Normally, the Antec case is covered on the side by a solid removable panel, which works very well for noise control and appearance. However, Intel's Chassis Air Guide manual suggests a different "solution" for good thermal performance. They propose a duct leading from ambient air external to the case down to the top of the CPU cooler. This will prevent recirculation of warm air within the case that will tend to heat the CPU unnecessarily. So, I did experiments under 3 conditions: (1) cased closed with normal side, (2) side removed, and (3) side removed with temporary duct installed. The photo shows the temporary duct in place, made from two 8.5 x 11 inch sheets of paper and Scotch tape. (I suppose I should have used duct tape...)

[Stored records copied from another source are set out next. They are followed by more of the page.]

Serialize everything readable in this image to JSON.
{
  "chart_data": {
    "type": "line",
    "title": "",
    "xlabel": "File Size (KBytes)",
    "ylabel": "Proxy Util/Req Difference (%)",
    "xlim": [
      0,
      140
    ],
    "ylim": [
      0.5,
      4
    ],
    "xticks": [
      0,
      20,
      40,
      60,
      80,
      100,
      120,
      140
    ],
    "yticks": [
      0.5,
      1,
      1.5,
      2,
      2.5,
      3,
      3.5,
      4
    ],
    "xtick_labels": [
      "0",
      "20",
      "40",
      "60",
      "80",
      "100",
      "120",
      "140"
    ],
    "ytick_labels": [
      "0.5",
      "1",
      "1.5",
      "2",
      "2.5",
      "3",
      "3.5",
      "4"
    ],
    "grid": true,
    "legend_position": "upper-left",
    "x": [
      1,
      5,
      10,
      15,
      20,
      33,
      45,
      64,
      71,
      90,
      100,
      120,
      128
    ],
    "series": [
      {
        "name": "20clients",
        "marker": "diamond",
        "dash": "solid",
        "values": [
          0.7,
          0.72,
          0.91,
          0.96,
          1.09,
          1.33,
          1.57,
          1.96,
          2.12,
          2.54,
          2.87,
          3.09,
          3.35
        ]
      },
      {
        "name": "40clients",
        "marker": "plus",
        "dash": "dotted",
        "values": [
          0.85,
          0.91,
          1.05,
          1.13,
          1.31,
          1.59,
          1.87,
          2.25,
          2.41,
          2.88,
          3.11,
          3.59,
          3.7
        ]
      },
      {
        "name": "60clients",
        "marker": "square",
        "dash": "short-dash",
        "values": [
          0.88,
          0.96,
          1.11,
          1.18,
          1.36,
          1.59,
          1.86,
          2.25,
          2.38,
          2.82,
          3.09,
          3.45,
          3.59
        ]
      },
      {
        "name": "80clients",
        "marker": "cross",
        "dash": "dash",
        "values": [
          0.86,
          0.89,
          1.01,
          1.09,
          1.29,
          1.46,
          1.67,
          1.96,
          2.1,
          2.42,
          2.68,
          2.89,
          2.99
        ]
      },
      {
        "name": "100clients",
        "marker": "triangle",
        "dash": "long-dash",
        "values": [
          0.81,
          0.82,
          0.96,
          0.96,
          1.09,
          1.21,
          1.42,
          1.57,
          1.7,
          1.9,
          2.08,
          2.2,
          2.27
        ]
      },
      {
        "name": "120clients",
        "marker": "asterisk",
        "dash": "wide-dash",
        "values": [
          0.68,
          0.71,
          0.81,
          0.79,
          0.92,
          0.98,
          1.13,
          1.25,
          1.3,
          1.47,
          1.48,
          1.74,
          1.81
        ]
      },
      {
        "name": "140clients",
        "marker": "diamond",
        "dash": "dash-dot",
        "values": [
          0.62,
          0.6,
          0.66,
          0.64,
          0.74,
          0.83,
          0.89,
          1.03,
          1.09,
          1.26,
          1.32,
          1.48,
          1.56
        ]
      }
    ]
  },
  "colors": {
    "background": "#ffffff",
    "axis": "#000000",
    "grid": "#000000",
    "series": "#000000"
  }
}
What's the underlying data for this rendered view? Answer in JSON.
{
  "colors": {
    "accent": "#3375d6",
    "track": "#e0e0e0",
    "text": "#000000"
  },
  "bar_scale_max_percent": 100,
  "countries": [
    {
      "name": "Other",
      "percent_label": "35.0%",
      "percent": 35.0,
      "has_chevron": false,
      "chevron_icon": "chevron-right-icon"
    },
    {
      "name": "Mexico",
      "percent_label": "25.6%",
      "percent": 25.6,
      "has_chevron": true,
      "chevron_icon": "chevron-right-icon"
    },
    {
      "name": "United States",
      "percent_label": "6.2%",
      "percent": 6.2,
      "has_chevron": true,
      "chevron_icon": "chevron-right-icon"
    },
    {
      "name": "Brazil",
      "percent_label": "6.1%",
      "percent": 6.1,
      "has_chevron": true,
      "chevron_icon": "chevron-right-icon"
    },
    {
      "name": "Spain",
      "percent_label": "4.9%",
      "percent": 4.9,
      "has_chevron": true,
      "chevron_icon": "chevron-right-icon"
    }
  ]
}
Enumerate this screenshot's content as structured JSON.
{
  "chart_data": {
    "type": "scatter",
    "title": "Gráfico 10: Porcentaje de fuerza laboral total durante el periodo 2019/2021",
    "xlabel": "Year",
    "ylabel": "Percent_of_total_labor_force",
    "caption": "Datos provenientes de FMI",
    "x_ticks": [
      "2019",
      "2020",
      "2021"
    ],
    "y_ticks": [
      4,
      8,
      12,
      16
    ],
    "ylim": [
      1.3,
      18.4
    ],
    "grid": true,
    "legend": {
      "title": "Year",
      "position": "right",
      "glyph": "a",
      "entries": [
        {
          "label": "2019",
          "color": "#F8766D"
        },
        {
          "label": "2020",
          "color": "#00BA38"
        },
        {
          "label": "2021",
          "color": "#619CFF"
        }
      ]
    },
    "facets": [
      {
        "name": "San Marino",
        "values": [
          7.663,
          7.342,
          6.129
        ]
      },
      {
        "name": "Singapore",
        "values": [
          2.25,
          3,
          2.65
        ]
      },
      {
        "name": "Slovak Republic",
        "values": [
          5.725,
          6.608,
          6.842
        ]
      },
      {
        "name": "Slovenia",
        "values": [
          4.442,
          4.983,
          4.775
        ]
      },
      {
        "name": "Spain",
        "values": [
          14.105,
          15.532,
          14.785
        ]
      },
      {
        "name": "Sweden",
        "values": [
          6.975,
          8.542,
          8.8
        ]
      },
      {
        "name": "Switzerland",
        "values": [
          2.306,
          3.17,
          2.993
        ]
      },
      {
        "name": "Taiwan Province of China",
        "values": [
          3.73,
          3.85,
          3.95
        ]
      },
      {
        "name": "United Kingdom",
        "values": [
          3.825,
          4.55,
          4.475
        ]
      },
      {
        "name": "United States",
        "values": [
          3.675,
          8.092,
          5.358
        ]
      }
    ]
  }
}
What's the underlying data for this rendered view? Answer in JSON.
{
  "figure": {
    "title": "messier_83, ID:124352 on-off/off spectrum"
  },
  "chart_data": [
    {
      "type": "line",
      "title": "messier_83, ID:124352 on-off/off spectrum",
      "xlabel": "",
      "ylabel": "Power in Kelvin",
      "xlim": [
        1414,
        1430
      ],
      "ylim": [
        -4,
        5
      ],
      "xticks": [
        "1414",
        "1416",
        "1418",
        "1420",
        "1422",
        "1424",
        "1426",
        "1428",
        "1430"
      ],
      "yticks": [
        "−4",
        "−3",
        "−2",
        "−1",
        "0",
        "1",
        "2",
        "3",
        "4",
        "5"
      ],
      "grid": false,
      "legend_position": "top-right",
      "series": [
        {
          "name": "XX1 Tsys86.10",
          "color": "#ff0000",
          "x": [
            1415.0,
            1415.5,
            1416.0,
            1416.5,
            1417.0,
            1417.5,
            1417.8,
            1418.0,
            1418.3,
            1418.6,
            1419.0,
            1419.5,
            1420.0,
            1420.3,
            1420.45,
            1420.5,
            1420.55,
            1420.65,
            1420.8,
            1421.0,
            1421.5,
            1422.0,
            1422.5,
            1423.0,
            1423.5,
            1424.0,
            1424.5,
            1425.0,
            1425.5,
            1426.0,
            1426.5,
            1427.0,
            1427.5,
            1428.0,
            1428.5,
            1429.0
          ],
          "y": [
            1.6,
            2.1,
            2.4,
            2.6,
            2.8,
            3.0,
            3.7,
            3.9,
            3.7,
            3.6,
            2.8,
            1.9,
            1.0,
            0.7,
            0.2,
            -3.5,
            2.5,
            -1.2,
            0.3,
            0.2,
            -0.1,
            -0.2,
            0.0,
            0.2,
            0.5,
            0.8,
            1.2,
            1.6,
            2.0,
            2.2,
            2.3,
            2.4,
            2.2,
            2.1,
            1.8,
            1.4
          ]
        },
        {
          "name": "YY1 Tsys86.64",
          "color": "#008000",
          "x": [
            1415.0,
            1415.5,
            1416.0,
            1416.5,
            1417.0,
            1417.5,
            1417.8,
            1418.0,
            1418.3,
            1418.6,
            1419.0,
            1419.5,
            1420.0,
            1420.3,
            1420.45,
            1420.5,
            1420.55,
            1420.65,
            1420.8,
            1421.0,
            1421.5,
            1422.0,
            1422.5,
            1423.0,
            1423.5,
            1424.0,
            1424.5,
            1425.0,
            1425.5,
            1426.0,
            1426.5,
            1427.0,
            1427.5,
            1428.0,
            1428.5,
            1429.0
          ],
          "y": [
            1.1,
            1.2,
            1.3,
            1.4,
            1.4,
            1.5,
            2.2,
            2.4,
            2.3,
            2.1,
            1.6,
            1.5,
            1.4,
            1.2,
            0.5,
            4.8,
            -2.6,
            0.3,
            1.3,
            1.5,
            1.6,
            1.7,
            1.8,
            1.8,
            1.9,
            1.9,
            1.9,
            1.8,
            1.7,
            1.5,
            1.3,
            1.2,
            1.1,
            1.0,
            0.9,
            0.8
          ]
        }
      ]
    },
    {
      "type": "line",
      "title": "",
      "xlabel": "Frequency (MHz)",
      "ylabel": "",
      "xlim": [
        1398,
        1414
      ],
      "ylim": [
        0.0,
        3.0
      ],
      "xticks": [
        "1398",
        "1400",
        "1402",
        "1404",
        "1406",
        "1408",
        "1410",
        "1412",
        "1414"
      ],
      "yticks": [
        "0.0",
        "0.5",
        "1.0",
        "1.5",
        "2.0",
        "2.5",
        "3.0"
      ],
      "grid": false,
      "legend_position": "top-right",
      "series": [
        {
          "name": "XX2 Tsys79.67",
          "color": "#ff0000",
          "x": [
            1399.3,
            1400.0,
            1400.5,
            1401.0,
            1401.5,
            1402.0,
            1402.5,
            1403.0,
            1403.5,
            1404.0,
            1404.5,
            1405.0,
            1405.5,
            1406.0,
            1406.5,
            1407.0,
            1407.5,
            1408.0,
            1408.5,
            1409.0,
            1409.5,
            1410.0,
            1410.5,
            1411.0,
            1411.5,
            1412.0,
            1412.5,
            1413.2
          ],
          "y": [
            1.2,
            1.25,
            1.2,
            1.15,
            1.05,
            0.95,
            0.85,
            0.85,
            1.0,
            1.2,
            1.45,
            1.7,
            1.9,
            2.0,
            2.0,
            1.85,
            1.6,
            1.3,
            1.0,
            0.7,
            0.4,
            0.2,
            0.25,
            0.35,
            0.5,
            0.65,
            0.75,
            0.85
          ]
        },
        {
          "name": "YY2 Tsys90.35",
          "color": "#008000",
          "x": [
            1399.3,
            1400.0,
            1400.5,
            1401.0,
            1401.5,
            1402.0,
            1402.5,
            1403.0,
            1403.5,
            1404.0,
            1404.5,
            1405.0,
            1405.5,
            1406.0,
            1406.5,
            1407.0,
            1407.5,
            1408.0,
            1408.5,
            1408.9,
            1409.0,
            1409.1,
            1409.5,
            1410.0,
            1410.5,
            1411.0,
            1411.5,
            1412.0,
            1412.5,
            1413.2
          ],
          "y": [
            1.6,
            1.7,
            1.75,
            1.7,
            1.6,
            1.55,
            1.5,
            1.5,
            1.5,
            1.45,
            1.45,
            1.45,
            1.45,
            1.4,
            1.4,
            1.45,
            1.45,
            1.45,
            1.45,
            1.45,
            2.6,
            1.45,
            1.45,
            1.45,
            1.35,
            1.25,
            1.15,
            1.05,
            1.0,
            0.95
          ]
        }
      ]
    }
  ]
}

The computing load ranged from zero (Ubuntu Linux 9.04 idling) drawing 100 W AC power, to full load (8 parallel threads of SETIathome jobs) drawing about 200 W AC. The LCD display is not included in power measurements, and I am running at stock clock speeds -- no overclocking.

There are 9 temperature values reported by the CPU: one junction temperature for each hyperthread (two per CPU core) and one temperature for the CPU case (below the chip). There is considerable discussion about how to treat these values. For example see the post at Tom's Hardware site. There are calibration questions, and there are questions about what actual CPU temperatures should be permitted. The Core i7 has several self-protection features that will control power dissipation if temperatures are allowed to get "too high". Unfortunately, there is apparently no published maximum temperature spec for the chip. In any case, the maximum we want to tolerate is subjective. Lower temperatures generally mean more operating stability and longer lifetimes.

It's not clear if there is any meaning to any difference between the two temperature readings associated with each physical core -- or even between the different cores, assuming that the Linux scheduler distributes the computing work equally among cores. These junction temperatures typically vary up to +/- 2 C among the group. I will report only the approximate median Tj of the 8 junction readings. I also report the case temperature Tc.

The numbers given are summaries of a number of readings. I don't claim great statistical power -- only a rough comparison of the options. Room temperature ~ 74 F.

Antec side panel on
Sytem Idling
Tj = 43 C; Tc = 41 C
System 75% load (6 jobs)
Tj = 72 C; Tc = 63 C
System 100% load (8 jobs)
Tj = 75 C; Tc = 63 C

Antec side panel off
System 100% load
Tj = 72 C; Tc = 62 C

Antec side panel off; paper duct installed
System 100% load
Tj = 67 C; Tc = 62 C

Moral: Intel's ducting scheme really does make a substantial improvement. A 5 - 8 C temperature reduction is significant, but in the absence of hard temperature specifications, it is hard to say how great a benefit to system stability and lifetime will result.

Another moral is that if you buy a packaged Core i7 system from a mainstream manufacture, you are likely to get an "engineered" thermal system that is better than what a do-it-yourselfer is likely to concoct with generic motherboards and cases. Of course, it's less fun and more expensive to buy complete systems!

The cooling improvement is specific to Intel's standard CPU cooler. There are numerous more exotic chip coolers on the market, which may not require a ducting system.

My options seem to be:
  • Accept up to 75 C junction temperatures when running full loads.
  • Cap operation at 50 - 75% of full load.
  • Cut a hole in the Antec side panel and install a permanent duct.
  • Check out a different CPU cooler.
Note also that the BOINC / SETI CPU load is only one particular application. It is not hard to make programs with more or less power dissipation, but this test does seem to be representative.

1 comment:

Unknown said...

Thanks for this! In the market for a case and you answered my question exactly to a T! Thank you!!